Research in Signal-Processing On-Demand Architecture (SODA) for Software
Defined Radio (SDR) was selected for inclusion in IEEE Micro’s annual
Special Issue (Jan/Feb 2007) on Micro’s Top Picks from Computer Architecture
The paper, “SODA: A High-Performance DSP Architecture for
Software-Defined Radio,” was authored by U-M graduate students Yuan Lin,
Hyunseok Lee, and Mark Woh, Yoav Harel from Intel, U-M faculty
Scott Mahlke and Bredt
Family Professor of Engineering
Trevor Mudge, Arizona State U. faculty Chaitali Chakrabarti, and U-M
alumnus Krisztián Flautner, now at ARM Ltd.

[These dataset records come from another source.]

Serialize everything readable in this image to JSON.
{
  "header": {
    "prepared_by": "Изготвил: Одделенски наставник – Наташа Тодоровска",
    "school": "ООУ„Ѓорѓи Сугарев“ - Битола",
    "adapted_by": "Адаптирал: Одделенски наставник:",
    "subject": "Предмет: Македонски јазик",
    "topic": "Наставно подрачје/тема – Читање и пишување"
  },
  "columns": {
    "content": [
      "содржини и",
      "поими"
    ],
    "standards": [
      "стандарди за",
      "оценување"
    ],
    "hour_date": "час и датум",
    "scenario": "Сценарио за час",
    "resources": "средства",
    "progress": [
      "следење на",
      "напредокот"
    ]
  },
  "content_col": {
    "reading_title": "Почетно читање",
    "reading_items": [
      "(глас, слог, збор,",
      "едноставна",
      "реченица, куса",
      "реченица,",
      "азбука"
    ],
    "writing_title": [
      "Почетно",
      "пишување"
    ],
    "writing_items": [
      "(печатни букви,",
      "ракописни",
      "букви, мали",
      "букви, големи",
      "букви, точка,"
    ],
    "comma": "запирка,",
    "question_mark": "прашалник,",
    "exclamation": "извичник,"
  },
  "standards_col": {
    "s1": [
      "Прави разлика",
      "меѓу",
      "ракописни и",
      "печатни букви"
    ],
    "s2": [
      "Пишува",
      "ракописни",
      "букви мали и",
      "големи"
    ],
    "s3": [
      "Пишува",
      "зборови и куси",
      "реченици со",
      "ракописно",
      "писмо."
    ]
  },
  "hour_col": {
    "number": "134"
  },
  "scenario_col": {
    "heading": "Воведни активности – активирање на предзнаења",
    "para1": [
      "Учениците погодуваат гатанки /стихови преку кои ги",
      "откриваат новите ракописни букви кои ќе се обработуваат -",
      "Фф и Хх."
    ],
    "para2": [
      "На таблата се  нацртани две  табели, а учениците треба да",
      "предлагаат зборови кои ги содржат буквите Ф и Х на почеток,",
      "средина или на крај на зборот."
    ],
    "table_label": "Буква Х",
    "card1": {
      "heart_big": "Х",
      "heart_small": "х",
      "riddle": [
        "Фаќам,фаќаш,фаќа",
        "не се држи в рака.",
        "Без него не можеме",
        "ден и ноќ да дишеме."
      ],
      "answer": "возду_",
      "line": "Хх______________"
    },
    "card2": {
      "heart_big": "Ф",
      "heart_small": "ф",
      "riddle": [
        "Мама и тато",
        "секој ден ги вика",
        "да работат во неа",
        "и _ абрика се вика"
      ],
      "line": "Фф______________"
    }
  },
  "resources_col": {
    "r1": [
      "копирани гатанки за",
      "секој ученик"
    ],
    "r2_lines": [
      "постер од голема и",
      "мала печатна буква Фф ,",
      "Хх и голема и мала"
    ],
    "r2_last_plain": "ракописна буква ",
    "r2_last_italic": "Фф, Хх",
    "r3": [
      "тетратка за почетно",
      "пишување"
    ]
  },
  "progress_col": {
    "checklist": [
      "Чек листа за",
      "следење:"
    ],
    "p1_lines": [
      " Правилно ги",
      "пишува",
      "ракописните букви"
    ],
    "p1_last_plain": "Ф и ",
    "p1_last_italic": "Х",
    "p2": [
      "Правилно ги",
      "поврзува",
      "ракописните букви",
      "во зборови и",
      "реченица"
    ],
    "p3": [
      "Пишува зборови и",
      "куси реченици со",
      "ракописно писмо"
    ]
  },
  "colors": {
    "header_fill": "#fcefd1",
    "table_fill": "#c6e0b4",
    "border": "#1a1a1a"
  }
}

This year’s issue included eleven papers from the past year’s most
significant research publications in computer architecture based on both
novelty and the potential for short or long term impact on industry.
Signal-Processing On-Demand Architecture (SODA) is a fully programmable
architecture that was developed to accommodate the requirements of
software-defined radio (SDR), which the authors describe as belonging to an
emerging class of applications that combine the processing requirements of a
supercomputer with the power requirements of a mobile terminal. The paper
describes how two widely differing wireless protocols, W-CDMA and 802.11a,
are able to meet power-performance requirements by separating control and
data processing and by employing ultrawide SIMD execution.